Richly designed in the tradition of Chinese scroll painting, The Assassin (2015) is a supremely elegant distillation of the wuxia genre by Hou Hsiao-hsien, wherein the titular heroine (an exquisitely poised, black-clad Shu Qi) defies an order to kill a prominent official (Chang Chen). Taking a typically elliptical approach to storytelling, Hou weaves an absolutely captivating tale of destiny, which is photographed in lush tones by his regular collaborator Mark Lee Ping-bin.

Also taking inspiration from wuxia tropes, Jia Zhangke’s searing true crime drama A Touch of Sin (2013) consists of 4 vignettes wherein individual frustration with corruption and injustice erupt in flourishes of graphic violence. Jia returned to the underworld for the altogether more melancholic Ash Is Purest White (2018), which charts China’s accelerated development since 2001 from the perspective of a fiercely loyal gangster’s moll (Zhao Tao).

Chungking Express (1994)Courtesy of Janus Films

Throughout February 2021, a Wong Kar Wai retrospective is screening on BFI Player and the ICA’s new online platform ‘Cinema 3’. It’s an ideal opportunity to revel in the eagerly anticipated 4K restorations of such intoxicating masterpieces as Chungking Express (1994), Happy Together (1997) and In the Mood for Love (2000), not to mention Wong’s extended cut of The Hand from the anthology Eros (2004).

Elsewhere

For an introduction to China’s golden age, visit the Chinese Film Classics channel on YouTube. Established by the Department of Asian Studies at the University of British Columbia, it includes Daybreak (1933), The Goddess (1934), Street Angel (1937) and Princess Iron Fan (1941), the first Chinese animated feature film.

Although the films of Taiwanese master Edward Yang have received limited exposure in the UK, his third feature, The Terrorizers (1986), can be rented through Mubi. It’s a postmodern examination of urban malaise in which the lives of an unhappily married couple, an amateur photographer and bored teenage girl, intersect. Although there are echoes of Michelangelo Antonioni, the pervading sense of alienation is specific to the pressurised environment of 1980s Taipei, presented here as a city of glacial surfaces and troublingly empty spaces.

The Terrorizers (1986)

Filmdoo has an appreciably eclectic selection of Chinese language titles.

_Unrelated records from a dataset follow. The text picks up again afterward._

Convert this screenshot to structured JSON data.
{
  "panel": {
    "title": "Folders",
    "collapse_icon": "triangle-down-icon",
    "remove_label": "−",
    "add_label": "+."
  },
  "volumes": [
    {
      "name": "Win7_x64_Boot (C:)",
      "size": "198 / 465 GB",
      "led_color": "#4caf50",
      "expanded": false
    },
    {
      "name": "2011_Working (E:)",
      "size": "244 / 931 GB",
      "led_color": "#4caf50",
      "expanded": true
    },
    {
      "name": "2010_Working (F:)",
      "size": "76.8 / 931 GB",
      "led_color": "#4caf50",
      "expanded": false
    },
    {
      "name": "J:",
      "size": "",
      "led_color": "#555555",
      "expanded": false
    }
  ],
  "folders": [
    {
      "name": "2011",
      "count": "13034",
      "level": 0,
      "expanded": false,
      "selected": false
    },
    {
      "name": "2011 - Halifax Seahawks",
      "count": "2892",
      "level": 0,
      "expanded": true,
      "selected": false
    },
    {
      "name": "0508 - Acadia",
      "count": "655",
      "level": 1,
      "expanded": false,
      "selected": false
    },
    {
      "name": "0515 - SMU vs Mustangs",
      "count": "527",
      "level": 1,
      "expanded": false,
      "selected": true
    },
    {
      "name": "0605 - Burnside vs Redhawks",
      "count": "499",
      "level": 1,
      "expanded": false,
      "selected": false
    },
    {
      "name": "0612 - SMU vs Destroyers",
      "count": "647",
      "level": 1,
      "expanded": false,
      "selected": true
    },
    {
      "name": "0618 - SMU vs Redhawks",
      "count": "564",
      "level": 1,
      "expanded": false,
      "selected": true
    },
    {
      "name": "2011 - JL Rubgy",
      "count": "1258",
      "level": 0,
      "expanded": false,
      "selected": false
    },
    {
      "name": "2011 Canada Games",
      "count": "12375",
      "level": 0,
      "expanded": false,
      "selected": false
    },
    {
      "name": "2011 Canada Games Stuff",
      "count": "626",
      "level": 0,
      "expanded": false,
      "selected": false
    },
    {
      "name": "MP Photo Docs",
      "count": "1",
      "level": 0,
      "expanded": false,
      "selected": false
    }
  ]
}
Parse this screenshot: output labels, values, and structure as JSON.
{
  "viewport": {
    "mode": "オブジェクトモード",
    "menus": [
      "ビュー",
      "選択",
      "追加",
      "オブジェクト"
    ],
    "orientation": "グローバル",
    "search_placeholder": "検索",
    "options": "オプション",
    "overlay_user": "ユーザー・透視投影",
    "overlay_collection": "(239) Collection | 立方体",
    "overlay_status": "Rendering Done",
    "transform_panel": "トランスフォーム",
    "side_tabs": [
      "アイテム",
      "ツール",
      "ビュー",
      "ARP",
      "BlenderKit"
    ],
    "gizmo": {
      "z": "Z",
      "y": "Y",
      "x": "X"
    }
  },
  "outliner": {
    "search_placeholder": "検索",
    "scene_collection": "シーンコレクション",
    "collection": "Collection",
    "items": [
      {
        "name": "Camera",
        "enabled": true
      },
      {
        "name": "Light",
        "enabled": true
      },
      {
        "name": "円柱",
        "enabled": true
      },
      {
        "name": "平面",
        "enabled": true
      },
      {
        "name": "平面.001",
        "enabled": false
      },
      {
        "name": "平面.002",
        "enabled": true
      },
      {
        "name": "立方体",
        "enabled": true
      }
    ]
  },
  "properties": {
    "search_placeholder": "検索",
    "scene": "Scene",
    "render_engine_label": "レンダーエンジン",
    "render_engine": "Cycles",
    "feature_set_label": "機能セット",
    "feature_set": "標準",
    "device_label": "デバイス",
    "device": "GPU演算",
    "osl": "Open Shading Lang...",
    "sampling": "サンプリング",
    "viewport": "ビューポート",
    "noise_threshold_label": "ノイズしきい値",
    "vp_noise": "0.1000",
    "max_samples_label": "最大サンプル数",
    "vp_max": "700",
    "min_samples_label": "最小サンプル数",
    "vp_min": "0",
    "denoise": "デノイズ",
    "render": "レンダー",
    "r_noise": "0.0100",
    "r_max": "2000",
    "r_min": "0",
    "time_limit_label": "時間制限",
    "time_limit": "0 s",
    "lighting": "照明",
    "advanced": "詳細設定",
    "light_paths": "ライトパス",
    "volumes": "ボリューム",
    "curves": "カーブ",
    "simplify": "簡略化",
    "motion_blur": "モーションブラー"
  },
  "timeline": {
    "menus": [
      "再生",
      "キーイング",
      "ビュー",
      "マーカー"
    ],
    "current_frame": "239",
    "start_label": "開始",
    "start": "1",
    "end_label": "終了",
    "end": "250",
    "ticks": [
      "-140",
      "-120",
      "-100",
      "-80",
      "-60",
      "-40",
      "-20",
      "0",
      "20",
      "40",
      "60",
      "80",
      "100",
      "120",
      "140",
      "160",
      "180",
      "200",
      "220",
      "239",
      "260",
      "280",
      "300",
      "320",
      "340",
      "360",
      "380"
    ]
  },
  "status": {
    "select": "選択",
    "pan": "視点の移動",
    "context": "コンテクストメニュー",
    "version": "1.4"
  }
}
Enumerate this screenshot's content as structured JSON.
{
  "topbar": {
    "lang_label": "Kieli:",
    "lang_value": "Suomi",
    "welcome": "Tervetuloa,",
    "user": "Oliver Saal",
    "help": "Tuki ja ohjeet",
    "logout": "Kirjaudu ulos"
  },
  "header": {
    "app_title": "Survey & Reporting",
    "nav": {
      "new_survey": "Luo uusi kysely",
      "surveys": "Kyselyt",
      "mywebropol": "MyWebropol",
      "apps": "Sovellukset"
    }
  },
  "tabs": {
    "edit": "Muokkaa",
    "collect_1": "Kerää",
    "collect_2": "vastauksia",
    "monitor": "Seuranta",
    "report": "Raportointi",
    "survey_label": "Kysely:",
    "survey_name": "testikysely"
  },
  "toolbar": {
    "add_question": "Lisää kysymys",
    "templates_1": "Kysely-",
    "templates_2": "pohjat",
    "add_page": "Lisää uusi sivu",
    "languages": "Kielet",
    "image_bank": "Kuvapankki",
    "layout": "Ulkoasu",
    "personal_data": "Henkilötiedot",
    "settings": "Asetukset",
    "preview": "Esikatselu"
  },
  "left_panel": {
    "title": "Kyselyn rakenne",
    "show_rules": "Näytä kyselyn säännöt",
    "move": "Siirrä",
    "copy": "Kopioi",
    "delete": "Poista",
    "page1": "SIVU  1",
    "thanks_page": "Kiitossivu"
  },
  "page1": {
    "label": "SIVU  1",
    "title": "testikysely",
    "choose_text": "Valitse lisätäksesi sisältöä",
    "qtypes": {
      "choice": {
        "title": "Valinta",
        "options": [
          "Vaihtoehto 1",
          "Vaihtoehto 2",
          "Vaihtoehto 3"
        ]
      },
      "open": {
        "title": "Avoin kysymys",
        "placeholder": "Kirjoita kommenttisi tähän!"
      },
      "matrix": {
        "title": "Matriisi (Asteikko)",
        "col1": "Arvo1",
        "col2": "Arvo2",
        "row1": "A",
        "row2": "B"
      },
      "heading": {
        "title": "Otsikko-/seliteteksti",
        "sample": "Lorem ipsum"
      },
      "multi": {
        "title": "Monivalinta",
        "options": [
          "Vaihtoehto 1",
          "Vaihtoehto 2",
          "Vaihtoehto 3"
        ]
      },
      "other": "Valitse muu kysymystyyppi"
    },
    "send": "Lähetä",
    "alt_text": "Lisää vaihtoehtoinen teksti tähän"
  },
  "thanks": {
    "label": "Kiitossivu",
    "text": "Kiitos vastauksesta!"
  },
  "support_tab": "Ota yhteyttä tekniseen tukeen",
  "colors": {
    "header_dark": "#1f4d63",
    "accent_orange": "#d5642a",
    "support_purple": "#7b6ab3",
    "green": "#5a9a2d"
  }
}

Donnie Yen demonstrates his physical prowess in Ip Man (2008) and Ip Man 2 (2010), which are the best entries in this series about the titular wing chun grandmaster. Johnnie To’s graceful crime thriller Sparrow (2008) pays tribute to Hong Kong’s traditional spaces, while Wong Chun’s compassionate drama Mad World (2016) addresses the city’s current social issues through the travails of a bipolar patient (an excellent Eric Tsang). 

Finally, Yee Chih-yen’s absurdist heist movie Salute! Sun Yat-Sen (2014) mines sly political commentary from a group of impoverished teenagers plotting to steal a bronze statue of the father of Republican China.